2.2   Dans son courrier, M. SIMPSON faisait allusion au nouveau programme de travail de la Commission pour 2010, qui a été publié le 31 mars 2010 et comprend la proposition d'élaborer un nouveau train de mesures concernant la sécurité routière, le but étant de créer un «espace européen de sécurité routière».

2.3   Il demandait au Comité de se pencher sur un certain nombre de questions fondamentales concernant la décennie écoulée: il s'agissait de déterminer dans quelle mesure les politiques de l'UE avaient réussi à modifier les comportements des usagers de la route, à améliorer la «sécurité passive» et à rendre les infrastructures plus sûres, d'examiner si les États membres avaient mis ces politiques en œuvre avec efficacité et, enfin, de définir les mesures à prendre pour créer un véritable «espace de sécurité routière» dans les 27 États membres.

2.4   En 2001, la Commission a publié un livre blanc sur les transports, qui a été suivi, en 2003 d'un programme d'action, l'un et l'autre étant fondés sur l'objectif d'une réduction de moitié du nombre de tués de la route d'ici 2010.

2.5   Les dernières données disponibles, celles de l'année 2008, témoignent, par rapport aux statistiques de 2001, d'une diminution de 36,8 % des décès routiers dans l'UE des Quinze et de 28,4 % pour l'UE des Vingt-sept. Quoique considérable, cette baisse n'atteint malheureusement pas la barre des 50 % visée par la Commission. Tout récemment, celle-ci a publié les chiffres pour l'année 2009 et des prévisions pour 2010 qui ne sont pas éloignés de cette cible initiale, puisque la baisse totale à l'horizon 2010 excédera les 40 %.

2.5.1   Si ces résultats importants sont atteints, on le devra à l'entrée en vigueur de la législation récente sur la sécurité routière et aux améliorations apportées à la sûreté des véhicules plutôt qu'à une évolution des comportements des usagers de la route, domaine dans lequel beaucoup de progrès restent à faire.

2.6   Pour déterminer les mesures qu'il conviendrait d'intégrer dans une nouvelle stratégie, il est capital d'appréhender quelles sont les politiques et initiatives qui se sont avérées efficaces au cours de la décennie écoulée et celles qui n'ont pas été opérantes.

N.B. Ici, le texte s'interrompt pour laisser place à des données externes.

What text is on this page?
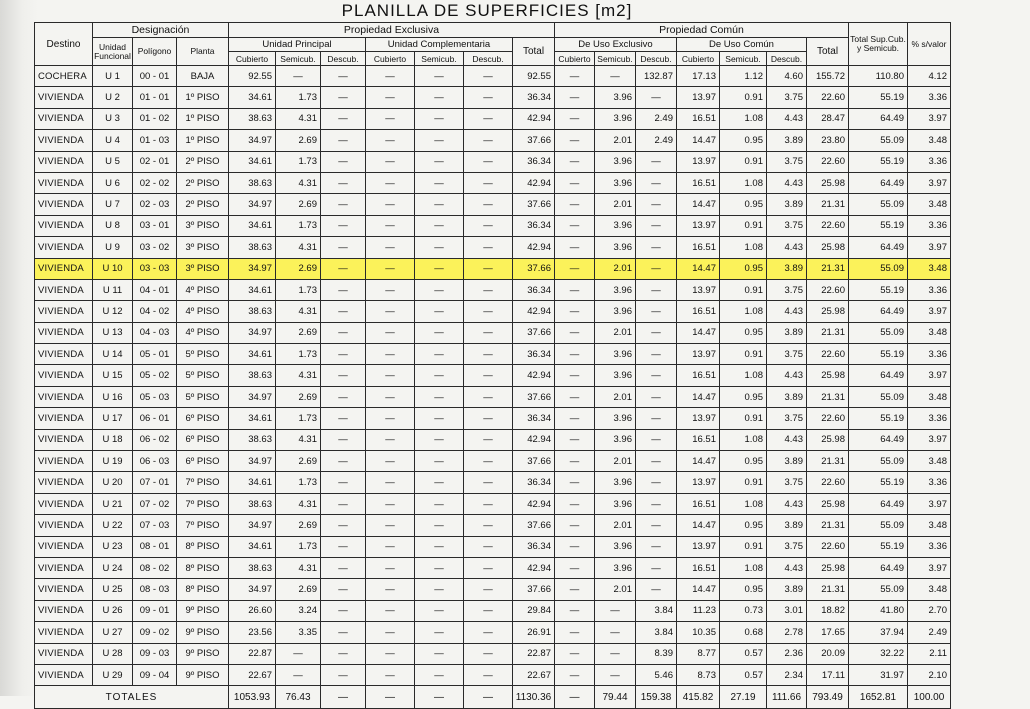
PLANILLA DE SUPERFICIES [m2]
Destino	Designación			Propiedad Exclusiva							Propiedad Común							Total Sup.Cub. y Semicub.	% s/valor
	Unidad Funcional	Polígono	Planta	Unidad Principal			Unidad Complementaria			Total	De Uso Exclusivo			De Uso Común			Total		
				Cubierto	Semicub.	Descub.	Cubierto	Semicub.	Descub.		Cubierto	Semicub.	Descub.	Cubierto	Semicub.	Descub.			
COCHERA	U 1	00 - 01	BAJA	92.55	—	—	—	—	—	92.55	—	—	132.87	17.13	1.12	4.60	155.72	110.80	4.12
VIVIENDA	U 2	01 - 01	1º PISO	34.61	1.73	—	—	—	—	36.34	—	3.96	—	13.97	0.91	3.75	22.60	55.19	3.36
VIVIENDA	U 3	01 - 02	1º PISO	38.63	4.31	—	—	—	—	42.94	—	3.96	2.49	16.51	1.08	4.43	28.47	64.49	3.97
VIVIENDA	U 4	01 - 03	1º PISO	34.97	2.69	—	—	—	—	37.66	—	2.01	2.49	14.47	0.95	3.89	23.80	55.09	3.48
VIVIENDA	U 5	02 - 01	2º PISO	34.61	1.73	—	—	—	—	36.34	—	3.96	—	13.97	0.91	3.75	22.60	55.19	3.36
VIVIENDA	U 6	02 - 02	2º PISO	38.63	4.31	—	—	—	—	42.94	—	3.96	—	16.51	1.08	4.43	25.98	64.49	3.97
VIVIENDA	U 7	02 - 03	2º PISO	34.97	2.69	—	—	—	—	37.66	—	2.01	—	14.47	0.95	3.89	21.31	55.09	3.48
VIVIENDA	U 8	03 - 01	3º PISO	34.61	1.73	—	—	—	—	36.34	—	3.96	—	13.97	0.91	3.75	22.60	55.19	3.36
VIVIENDA	U 9	03 - 02	3º PISO	38.63	4.31	—	—	—	—	42.94	—	3.96	—	16.51	1.08	4.43	25.98	64.49	3.97
VIVIENDA	U 10	03 - 03	3º PISO	34.97	2.69	—	—	—	—	37.66	—	2.01	—	14.47	0.95	3.89	21.31	55.09	3.48
VIVIENDA	U 11	04 - 01	4º PISO	34.61	1.73	—	—	—	—	36.34	—	3.96	—	13.97	0.91	3.75	22.60	55.19	3.36
VIVIENDA	U 12	04 - 02	4º PISO	38.63	4.31	—	—	—	—	42.94	—	3.96	—	16.51	1.08	4.43	25.98	64.49	3.97
VIVIENDA	U 13	04 - 03	4º PISO	34.97	2.69	—	—	—	—	37.66	—	2.01	—	14.47	0.95	3.89	21.31	55.09	3.48
VIVIENDA	U 14	05 - 01	5º PISO	34.61	1.73	—	—	—	—	36.34	—	3.96	—	13.97	0.91	3.75	22.60	55.19	3.36
VIVIENDA	U 15	05 - 02	5º PISO	38.63	4.31	—	—	—	—	42.94	—	3.96	—	16.51	1.08	4.43	25.98	64.49	3.97
VIVIENDA	U 16	05 - 03	5º PISO	34.97	2.69	—	—	—	—	37.66	—	2.01	—	14.47	0.95	3.89	21.31	55.09	3.48
VIVIENDA	U 17	06 - 01	6º PISO	34.61	1.73	—	—	—	—	36.34	—	3.96	—	13.97	0.91	3.75	22.60	55.19	3.36
VIVIENDA	U 18	06 - 02	6º PISO	38.63	4.31	—	—	—	—	42.94	—	3.96	—	16.51	1.08	4.43	25.98	64.49	3.97
VIVIENDA	U 19	06 - 03	6º PISO	34.97	2.69	—	—	—	—	37.66	—	2.01	—	14.47	0.95	3.89	21.31	55.09	3.48
VIVIENDA	U 20	07 - 01	7º PISO	34.61	1.73	—	—	—	—	36.34	—	3.96	—	13.97	0.91	3.75	22.60	55.19	3.36
VIVIENDA	U 21	07 - 02	7º PISO	38.63	4.31	—	—	—	—	42.94	—	3.96	—	16.51	1.08	4.43	25.98	64.49	3.97
VIVIENDA	U 22	07 - 03	7º PISO	34.97	2.69	—	—	—	—	37.66	—	2.01	—	14.47	0.95	3.89	21.31	55.09	3.48
VIVIENDA	U 23	08 - 01	8º PISO	34.61	1.73	—	—	—	—	36.34	—	3.96	—	13.97	0.91	3.75	22.60	55.19	3.36
VIVIENDA	U 24	08 - 02	8º PISO	38.63	4.31	—	—	—	—	42.94	—	3.96	—	16.51	1.08	4.43	25.98	64.49	3.97
VIVIENDA	U 25	08 - 03	8º PISO	34.97	2.69	—	—	—	—	37.66	—	2.01	—	14.47	0.95	3.89	21.31	55.09	3.48
VIVIENDA	U 26	09 - 01	9º PISO	26.60	3.24	—	—	—	—	29.84	—	—	3.84	11.23	0.73	3.01	18.82	41.80	2.70
VIVIENDA	U 27	09 - 02	9º PISO	23.56	3.35	—	—	—	—	26.91	—	—	3.84	10.35	0.68	2.78	17.65	37.94	2.49
VIVIENDA	U 28	09 - 03	9º PISO	22.87	—	—	—	—	—	22.87	—	—	8.39	8.77	0.57	2.36	20.09	32.22	2.11
VIVIENDA	U 29	09 - 04	9º PISO	22.67	—	—	—	—	—	22.67	—	—	5.46	8.73	0.57	2.34	17.11	31.97	2.10
TOTALES				1053.93	76.43	—	—	—	—	1130.36	—	79.44	159.38	415.82	27.19	111.66	793.49	1652.81	100.00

2.7   Le programme d'action de la Commission pour la décennie écoulée avait ciblé trois dimensions primordiales:

des changements de comportement individuel, en ce qui concerne notamment l'utilisation des ceintures de sécurité, les systèmes de retenue pour enfants, les téléphones portables ou l'élimination de l'alcool au volant,

un appui aux initiatives prises par l'industrie pour développer et commercialiser des véhicules plus sûrs,

des mesures à prendre pour améliorer les infrastructures, par exemple en perfectionnant la configuration des routes et des tunnels ou en harmonisant les systèmes avancés de secours d'urgence entre les États membres.

2.8   D'avril à juillet 2009, la Commission européenne a organisé des consultations publiques afin d'inciter les citoyens européens et les intervenants publics de niveau national, régional et local, ainsi que le monde de l'entreprise et des professionnels à cerner quels sont les problèmes essentiels de sécurité routière qui devront être abordés par le programme d'action 2011-2020 en la matière, ainsi que les actions prioritaires qu'il convient de prendre pour contrer les niveaux, coûteux et intolérables, que les statistiques des tués et blessés graves de la route atteignent dans l'ensemble de l'UE.

2.9   Le Comité rejoint la commission des transports et du tourisme pour estimer qu'avant d'adopter un nouveau programme d'action pour la sécurité routière, il est nécessaire d'évaluer l'efficacité des actions antérieures, en l'occurrence le livre blanc de 2001 sur les transports, élaboré par la Commission, et le programme d'action de 2003.

2.10   Pour effectuer cette évaluation, il est notamment possible d'utiliser les informations récentes et les opinions qui sont exposées dans les avis que le Comité a adoptés ces dernières années sur le sujet. Il ressort de ces textes qu'à ses yeux, l'amélioration de la sécurité routière constitue l'un des enjeux primordiaux de la politique des transports, qui mérite de figurer au sommet de l'ordre du jour des États membres, même en ces temps de contraintes économiques.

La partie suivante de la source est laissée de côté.